Member of the Georgia State Senate from the 19th district
- In office July 4, 1868 – May 10, 1869
- Preceded by: F. P. Brown
- Succeeded by: Columbus Heard

Personal details
- Born: February 5, 1815
- Died: May 10, 1869 (aged 54)
- Manner of death: Assassination by gunshot
- Party: Republican

= Joseph Adkins =

American politician (1815–1869)

Joseph Adkins (February 5, 1815 – May 10, 1869) was a minister and state senator in Georgia during the Reconstruction Era after the American Civil War. He was a Republican who represented Warren County, Georgia. He supported civil rights for African Americans and reported racially motivated violence by the Ku Klux Klan. He was murdered in May 1869, after having led a delegation to Washington, D.C. to obtain military protection against widespread acts of violence by the Klan.

==Background==
The Ku Klux Klan became violent in Georgia on or before March 30, 1868, when 30 members of the Klan killed white politician George Ashburn after he spoke at a public rally that day. The Klan spread across Georgia and by the fall 260 cases were filed of violence inflicted on blacks, but the court cases were denied by black people against whites. There were also instances where the Klan attacked Georgian Republicans, regardless of the color of their skin. In October 1868, there was a report of 32 assassinations and 212 assaults to the Committee on Murder and Outrages at a convention held in Macon, Georgia.

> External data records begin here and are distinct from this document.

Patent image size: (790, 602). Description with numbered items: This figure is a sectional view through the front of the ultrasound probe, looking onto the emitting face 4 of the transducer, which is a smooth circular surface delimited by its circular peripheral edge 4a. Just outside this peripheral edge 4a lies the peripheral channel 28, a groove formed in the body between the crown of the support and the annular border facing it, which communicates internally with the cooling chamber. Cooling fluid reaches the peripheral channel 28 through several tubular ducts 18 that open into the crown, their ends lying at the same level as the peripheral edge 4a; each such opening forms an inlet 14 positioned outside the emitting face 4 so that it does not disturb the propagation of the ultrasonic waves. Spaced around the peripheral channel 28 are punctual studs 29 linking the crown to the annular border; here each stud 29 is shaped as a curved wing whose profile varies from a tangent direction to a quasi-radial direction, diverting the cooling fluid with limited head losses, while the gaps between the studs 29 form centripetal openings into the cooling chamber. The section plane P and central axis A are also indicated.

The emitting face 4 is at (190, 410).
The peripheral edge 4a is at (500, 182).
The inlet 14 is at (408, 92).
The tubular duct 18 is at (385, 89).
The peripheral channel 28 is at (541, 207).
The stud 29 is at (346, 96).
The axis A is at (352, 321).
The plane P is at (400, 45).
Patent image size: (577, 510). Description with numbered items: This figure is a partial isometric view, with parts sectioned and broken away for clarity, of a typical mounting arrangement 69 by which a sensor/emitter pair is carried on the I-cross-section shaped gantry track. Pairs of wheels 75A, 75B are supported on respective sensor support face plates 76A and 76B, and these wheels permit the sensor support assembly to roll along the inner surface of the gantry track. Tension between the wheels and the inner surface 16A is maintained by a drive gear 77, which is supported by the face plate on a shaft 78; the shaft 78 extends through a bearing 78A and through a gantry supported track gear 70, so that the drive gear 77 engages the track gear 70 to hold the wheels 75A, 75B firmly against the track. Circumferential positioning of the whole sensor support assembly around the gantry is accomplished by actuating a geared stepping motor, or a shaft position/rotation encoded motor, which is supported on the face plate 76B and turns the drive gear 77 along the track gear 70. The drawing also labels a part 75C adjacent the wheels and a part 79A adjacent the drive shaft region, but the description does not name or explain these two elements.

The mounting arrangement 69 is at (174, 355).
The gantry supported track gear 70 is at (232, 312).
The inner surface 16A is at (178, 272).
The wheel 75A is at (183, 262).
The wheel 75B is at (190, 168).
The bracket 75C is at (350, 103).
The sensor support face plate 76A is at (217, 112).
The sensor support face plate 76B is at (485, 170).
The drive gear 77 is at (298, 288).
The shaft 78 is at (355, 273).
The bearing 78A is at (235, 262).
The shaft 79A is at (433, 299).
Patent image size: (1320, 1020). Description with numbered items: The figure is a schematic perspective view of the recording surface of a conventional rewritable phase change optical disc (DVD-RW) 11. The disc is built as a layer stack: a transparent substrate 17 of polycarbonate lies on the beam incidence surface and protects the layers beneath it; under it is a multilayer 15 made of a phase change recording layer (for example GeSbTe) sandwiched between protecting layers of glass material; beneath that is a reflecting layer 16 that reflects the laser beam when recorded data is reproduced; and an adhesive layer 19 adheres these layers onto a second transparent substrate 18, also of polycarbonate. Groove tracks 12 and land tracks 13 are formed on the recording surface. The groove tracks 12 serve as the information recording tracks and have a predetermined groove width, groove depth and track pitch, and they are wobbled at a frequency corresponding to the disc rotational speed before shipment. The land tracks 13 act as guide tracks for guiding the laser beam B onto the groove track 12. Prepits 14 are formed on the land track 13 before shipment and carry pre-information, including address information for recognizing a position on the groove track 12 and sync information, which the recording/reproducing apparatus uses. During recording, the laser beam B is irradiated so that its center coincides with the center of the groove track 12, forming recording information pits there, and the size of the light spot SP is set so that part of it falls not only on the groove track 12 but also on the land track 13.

Critics of Adkins considered him a scalawag, someone disloyal to the Confederacy. He supported civil rights for blacks. He also supported posted a statutory bond for someone hated by the Klan and conservatives, Sheriff John Norris in April 1868. He also reported racist crimes and the name of a suspect, Ellis Adams, who was a member of the Klan. Violence continued into 1869, and he led a delegation to Washington, D.C. to request military support in Georgia for safety of its citizens.

==Murder==
Although he was warned that white supremacists were targeting him and that he was in danger, Adkins travelled from Washington, D.C. to his home to see his family and attend to personal affairs. Adkins was assassinated by members of the Ku Klux Klan on his way home from the train station at Dearing, Georgia on May 10, 1869. Before he died, he was able to name one of the gang who shot him, Ellis Adams.

His wife, Sallie Adkins (identified as Sarah Adkins in some official documents), submitted a petition to the United States Congress about the events.

==Aftermath==
There were unsubstantiated rumors questioning Adkins' honor and fidelity. Adams died in December 1869, not having been charged for the murder of Adkins. Violence by the Klan and other violent persons continued through much of 1871, the year of the Ku Klux Klan Act.

Stephen Ward Angell reported that Ayer and Adkins had been "brutally slaughtered because they dared to be Republicans, and possessed such an amount of integrity that they defied both bribes and threats."